Trying not to be among the 25%, we watched our cups at parties. We kept an eye on friends to make sure nobody took advantage. We put headphones in our ears, stared at the wall, and pretended we didn’t exist while alone on public transportation. We walked with pepper spray in hand, on constant alert, because we knew what might be shouted at us when we walk alone at night. We learned that the sound of elevated footsteps behind us is always accompanied with heightened fear.
We knew 97% of rapists walk free, victim survivors are heavily criticized, and that often women and LGBTQ+ folk are viewed as prey before viewed as human.
At college we fought hard for policies that support sexual assault survivors and educating about what it means to obtain consent. We faced every institutional barrier, but we kept fighting. The University of Minnesota heard us when we said, “1 in 4 is too high. We are doing something wrong.” We were proud when our school agreed to implement a policy that addresses hard conversations about rape culture. University policy finally insisted, “Just make sure I want to have sex with you.”
Then we read the horrifying EEOA report on an incident involving repeated assault by a football team recruit up to 10 football team members. We read how man after man went into that room, as others watched and filmed as she pleaded for it to stop.
We watched the Gophers we cheered for on chilly Saturdays stand in front of national television, “in solidarity with their brothers in an effort to make a better world”. We watched the team we supported with so much pride insist their participation in a football game would be of higher value to the university than our conduct code and our values.
We watched Coach Claeys respond to the outcry of our campus in that he, “had never been more proud of his boys”. While due process is important, we heard nothing from him during the boycott about respecting women.
We wondered why this man has to be the role model for young men at our University.
We tried to explain that his apology doesn’t matter.
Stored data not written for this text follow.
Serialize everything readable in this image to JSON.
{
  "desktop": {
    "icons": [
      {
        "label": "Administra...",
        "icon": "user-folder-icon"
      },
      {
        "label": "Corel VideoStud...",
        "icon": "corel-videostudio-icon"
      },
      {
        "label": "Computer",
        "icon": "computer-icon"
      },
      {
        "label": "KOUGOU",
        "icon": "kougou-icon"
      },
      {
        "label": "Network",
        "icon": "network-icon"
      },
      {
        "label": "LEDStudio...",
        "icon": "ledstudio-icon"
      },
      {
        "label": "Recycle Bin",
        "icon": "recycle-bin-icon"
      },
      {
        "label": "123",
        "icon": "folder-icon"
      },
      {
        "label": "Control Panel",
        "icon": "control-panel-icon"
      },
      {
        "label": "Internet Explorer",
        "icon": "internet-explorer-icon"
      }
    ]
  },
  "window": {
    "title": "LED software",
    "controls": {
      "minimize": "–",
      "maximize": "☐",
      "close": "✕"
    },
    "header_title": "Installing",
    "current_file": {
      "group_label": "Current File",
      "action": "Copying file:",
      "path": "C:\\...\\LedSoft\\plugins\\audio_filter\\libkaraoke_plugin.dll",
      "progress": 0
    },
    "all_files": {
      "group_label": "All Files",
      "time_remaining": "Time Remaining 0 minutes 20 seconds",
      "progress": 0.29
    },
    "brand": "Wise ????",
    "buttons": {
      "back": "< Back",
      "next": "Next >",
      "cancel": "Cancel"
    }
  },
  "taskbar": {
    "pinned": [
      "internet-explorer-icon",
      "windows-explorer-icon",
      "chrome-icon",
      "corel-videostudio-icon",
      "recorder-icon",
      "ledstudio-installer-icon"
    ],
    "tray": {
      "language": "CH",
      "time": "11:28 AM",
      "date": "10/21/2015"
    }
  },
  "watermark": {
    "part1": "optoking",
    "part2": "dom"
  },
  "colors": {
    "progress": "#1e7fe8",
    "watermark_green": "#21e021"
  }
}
We tried to tell our campus, state, and country that no football game is more important than the fact that 1 in 4 women are assaulted on college campuses. We tried to explain his tweet was tone deaf. He didn’t recognize this isn't about football anymore, but a battle we’ve been fighting for years. We tried to explain that after years of hard work, we are heading in the wrong direction, and the entire country is watching.
We thank the University for their decision to fire Claeys, as one step toward fighting rape culture. To all the victim survivors, to all those who aren’t believed, to all who are dehumanized and objectified, to all those who are accused of “wanting it”, I am so sorry. This is a step forward, but we have a long way to go. The fight has just begun to reclaim the climate of our campus in the name of the security, safety, dignity, and respect for women and for all students.